On Wednesday, that opposition had a new face: About 30 Hawaiian elders were arrested as they blocked a road leading to Mauna Kea’s summit to halt the construction, organizers said. They described an emotional but peaceful scene as the elders, who were sitting under tents on the road, were escorted by police officers to nearby white vans while dozens of other protesters chanted and cried. Some had to be carried.
“We have come to the point in time where enough is enough,” Leilani Kaapuni, one of the elders, said in a phone interview. She said she was arrested for obstruction of a government road but later returned to the blockade. “This mountain is sacred,” she said.
A state spokesman confirmed the arrests, but the authorities could not immediately provide numbers of how many were arrested and what charges they might face. Later Wednesday, Gov. David Ige, a Democrat, said at a news conference that he had issued an emergency proclamation that would allow the authorities to better manage roadways and cordon off certain areas on the mountain.
He said that the protests had created a dangerous situation, that roads were being illegally occupied and that the state would work to ensure that the telescope’s construction could begin.
With a primary mirror bigger than a basketball court, the Thirty Meter Telescope, which is expected to be the largest in the Northern Hemisphere, has faced opposition for a decade.
Astronomers say the telescope would be able to study planets around other stars and peer into black holes in distant galaxies better than the Hubble Space Telescope. It would be built by an international partnership called the TMT International Observatory, led by the University of California and the California Institute of Technology but also including Japan, China, India and Canada.
The TMT International Observatory declined to comment Wednesday.
Over the years, activists have staged protests and filed lawsuits to halt the telescope’s construction. Thirteen major telescopes already exist on the summit, and some have said that decades of telescope building on Mauna Kea have negatively affected cultural and religious practices.

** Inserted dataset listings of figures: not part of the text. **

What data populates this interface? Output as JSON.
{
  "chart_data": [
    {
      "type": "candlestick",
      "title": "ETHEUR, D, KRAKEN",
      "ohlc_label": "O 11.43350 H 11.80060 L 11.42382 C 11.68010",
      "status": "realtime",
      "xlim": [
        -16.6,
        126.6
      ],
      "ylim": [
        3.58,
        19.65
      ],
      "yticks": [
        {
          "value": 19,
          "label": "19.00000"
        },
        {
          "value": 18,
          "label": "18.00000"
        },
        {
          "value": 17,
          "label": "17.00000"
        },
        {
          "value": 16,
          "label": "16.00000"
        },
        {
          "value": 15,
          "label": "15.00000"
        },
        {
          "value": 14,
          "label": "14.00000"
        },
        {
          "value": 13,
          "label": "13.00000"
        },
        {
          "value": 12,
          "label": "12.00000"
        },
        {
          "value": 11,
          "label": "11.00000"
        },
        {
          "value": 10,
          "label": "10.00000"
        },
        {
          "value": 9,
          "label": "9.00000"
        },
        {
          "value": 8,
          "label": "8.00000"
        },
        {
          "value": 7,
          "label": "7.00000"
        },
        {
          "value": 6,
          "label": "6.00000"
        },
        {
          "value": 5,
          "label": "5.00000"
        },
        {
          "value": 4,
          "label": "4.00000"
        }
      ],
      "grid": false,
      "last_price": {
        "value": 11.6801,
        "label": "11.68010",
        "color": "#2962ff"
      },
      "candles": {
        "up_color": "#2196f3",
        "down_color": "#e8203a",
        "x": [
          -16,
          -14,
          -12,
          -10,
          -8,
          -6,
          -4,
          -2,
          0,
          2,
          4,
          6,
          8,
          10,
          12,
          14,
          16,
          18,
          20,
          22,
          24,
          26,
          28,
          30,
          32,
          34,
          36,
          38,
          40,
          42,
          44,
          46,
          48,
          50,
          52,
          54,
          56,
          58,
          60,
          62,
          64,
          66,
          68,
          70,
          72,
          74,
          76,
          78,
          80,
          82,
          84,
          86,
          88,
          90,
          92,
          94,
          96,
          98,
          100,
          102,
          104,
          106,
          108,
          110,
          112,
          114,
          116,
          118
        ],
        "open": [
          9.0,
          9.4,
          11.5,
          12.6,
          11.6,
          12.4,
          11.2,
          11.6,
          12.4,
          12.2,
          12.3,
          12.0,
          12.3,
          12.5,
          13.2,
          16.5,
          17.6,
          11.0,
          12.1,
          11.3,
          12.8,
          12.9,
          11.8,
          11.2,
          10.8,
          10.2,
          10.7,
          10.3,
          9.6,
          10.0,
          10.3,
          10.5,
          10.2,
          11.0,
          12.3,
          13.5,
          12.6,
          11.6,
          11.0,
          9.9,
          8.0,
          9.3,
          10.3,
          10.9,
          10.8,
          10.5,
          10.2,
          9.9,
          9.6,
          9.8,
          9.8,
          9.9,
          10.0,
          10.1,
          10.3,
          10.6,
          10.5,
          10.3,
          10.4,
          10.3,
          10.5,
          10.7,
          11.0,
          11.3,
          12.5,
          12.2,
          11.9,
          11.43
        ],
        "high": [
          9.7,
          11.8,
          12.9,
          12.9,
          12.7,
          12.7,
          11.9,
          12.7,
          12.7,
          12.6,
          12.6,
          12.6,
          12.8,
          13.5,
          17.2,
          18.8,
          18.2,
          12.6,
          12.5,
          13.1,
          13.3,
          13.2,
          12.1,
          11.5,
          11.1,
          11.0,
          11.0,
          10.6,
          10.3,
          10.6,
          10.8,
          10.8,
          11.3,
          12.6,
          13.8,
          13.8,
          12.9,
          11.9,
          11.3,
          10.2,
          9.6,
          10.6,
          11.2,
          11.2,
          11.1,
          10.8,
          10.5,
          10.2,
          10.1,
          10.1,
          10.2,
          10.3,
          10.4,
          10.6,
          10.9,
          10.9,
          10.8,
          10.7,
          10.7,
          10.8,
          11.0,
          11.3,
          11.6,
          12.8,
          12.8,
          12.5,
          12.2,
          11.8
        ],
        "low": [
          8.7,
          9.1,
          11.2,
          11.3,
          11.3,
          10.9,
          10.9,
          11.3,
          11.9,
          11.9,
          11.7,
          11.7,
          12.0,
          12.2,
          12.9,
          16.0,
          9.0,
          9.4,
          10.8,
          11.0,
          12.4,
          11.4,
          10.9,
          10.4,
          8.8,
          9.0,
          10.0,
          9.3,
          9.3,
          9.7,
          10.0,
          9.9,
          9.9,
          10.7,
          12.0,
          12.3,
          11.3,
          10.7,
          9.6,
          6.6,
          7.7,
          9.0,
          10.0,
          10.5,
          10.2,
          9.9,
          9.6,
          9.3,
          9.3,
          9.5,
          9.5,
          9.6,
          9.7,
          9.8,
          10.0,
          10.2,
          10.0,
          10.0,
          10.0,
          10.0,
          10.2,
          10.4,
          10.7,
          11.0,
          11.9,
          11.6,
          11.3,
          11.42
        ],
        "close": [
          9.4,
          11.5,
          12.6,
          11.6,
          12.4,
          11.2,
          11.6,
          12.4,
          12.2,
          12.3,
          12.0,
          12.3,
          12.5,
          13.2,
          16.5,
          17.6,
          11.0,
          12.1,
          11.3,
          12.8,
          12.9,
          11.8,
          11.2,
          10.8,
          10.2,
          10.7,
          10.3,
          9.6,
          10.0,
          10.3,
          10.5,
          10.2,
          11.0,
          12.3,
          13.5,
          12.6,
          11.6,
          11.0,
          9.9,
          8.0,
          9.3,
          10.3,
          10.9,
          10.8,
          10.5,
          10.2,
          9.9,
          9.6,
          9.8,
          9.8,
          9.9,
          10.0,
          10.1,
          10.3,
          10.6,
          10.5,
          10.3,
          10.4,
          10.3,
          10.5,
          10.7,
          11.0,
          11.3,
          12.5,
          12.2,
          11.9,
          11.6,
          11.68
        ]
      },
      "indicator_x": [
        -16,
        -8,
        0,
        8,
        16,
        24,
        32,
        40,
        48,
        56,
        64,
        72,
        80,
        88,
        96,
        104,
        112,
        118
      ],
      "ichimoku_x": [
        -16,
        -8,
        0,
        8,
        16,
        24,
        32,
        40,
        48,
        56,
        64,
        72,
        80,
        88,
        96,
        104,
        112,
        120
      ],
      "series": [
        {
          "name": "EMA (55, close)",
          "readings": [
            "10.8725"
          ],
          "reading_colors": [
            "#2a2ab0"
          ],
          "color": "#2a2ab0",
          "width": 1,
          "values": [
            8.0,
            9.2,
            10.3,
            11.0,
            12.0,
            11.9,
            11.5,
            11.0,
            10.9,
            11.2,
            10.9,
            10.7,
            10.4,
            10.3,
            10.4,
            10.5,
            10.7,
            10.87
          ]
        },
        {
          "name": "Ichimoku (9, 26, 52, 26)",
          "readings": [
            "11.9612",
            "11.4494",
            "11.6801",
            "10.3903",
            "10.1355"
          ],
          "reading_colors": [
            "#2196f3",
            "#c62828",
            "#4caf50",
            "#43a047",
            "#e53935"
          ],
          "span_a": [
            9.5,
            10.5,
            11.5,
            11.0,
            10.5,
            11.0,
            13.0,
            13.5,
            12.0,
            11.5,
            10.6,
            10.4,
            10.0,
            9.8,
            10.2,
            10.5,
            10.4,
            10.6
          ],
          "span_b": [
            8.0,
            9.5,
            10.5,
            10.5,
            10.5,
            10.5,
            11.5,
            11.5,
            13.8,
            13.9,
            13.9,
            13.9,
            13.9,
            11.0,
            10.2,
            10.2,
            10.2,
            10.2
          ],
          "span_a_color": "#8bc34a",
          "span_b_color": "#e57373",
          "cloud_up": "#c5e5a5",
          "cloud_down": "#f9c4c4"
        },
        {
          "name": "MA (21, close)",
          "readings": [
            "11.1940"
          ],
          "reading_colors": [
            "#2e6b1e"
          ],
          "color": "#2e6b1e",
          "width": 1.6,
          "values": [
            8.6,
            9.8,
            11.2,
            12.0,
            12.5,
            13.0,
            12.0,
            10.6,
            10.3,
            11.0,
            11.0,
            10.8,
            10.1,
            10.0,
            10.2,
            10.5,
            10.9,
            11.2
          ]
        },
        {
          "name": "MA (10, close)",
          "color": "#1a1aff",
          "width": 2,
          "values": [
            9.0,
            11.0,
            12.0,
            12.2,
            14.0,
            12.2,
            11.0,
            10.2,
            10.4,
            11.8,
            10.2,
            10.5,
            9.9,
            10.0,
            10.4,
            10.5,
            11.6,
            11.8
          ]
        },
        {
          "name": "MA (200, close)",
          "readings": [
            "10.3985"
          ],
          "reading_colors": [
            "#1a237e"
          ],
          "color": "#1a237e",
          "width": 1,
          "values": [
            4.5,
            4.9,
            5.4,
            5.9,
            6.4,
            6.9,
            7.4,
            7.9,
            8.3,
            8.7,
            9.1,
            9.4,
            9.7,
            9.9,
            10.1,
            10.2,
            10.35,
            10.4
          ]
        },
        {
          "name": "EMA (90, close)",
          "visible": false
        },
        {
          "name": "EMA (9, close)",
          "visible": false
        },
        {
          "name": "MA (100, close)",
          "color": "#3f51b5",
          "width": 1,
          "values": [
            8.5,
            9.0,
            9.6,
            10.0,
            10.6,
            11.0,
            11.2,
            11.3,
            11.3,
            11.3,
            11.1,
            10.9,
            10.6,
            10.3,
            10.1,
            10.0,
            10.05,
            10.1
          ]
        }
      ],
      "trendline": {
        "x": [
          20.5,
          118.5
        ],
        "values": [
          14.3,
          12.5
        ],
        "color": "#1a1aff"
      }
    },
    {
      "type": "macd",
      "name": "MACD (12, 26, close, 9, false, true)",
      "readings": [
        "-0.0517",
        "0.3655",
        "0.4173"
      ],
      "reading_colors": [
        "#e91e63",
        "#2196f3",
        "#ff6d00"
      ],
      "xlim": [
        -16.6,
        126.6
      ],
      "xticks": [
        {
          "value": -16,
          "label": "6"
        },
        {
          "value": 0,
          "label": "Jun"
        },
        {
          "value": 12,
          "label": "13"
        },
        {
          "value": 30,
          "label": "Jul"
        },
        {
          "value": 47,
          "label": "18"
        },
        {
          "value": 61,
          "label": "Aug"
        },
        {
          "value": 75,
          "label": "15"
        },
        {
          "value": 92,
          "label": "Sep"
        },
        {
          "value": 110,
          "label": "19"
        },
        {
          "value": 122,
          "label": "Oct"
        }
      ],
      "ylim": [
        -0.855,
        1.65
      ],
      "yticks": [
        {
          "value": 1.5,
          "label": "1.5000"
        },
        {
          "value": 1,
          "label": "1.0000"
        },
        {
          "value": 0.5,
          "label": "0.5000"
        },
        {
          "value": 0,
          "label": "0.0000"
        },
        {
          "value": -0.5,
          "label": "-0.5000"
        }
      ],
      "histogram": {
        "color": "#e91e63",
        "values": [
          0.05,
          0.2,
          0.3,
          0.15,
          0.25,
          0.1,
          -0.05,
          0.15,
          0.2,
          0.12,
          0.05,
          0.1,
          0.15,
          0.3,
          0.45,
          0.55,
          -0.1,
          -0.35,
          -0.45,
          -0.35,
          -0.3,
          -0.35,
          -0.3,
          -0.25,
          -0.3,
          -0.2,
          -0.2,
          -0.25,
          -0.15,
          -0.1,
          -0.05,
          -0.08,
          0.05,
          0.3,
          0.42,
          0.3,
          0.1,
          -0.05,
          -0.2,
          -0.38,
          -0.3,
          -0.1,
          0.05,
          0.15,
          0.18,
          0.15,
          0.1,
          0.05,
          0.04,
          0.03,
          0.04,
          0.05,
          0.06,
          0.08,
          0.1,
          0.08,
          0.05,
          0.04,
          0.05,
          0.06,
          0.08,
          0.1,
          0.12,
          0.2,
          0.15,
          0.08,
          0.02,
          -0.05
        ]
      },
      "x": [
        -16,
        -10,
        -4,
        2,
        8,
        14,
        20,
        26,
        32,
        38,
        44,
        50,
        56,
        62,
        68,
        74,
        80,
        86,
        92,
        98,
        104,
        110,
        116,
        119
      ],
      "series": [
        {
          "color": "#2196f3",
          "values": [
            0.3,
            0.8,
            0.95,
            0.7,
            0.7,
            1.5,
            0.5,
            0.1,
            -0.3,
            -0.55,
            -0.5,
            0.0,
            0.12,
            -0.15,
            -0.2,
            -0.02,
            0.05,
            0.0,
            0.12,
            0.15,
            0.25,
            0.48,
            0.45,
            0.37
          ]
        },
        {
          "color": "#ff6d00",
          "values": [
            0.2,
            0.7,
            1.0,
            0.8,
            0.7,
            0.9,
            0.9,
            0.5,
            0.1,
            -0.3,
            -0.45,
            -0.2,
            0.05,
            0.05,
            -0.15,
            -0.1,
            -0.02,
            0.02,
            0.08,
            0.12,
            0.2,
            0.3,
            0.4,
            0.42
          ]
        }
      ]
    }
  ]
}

Last week, a coalition of activists filed a legal challenge in the 3rd Circuit Court of Hawaii, seeking an injunction against the telescope’s construction.
Protesters had gathered on the road since Friday, after Ige’s July 10 announcement that construction on the telescope would begin this week.
It was not clear how that timeline would be affected by the blockade, and Ige said at the news conference that there was no concrete date by which construction was expected to begin.
“I think we are looking at being able to provide safe access of equipment to the site, and we are committed to do that,” he said.
As of late Wednesday afternoon, protesters were still blocking the road. It was unclear whether more arrests were expected.
Kealoha Pisciotta, a protest organizer, said that she and other opponents did not intend to leave the road until the project was halted. She said Wednesday’s arrests were “extremely difficult to watch.”
“They are our elders,” she said. “They decided rather than having to see their young children and young people being arrested that they were going to take the arrests. They asked everyone to abide by their will to do this, on behalf of the people.”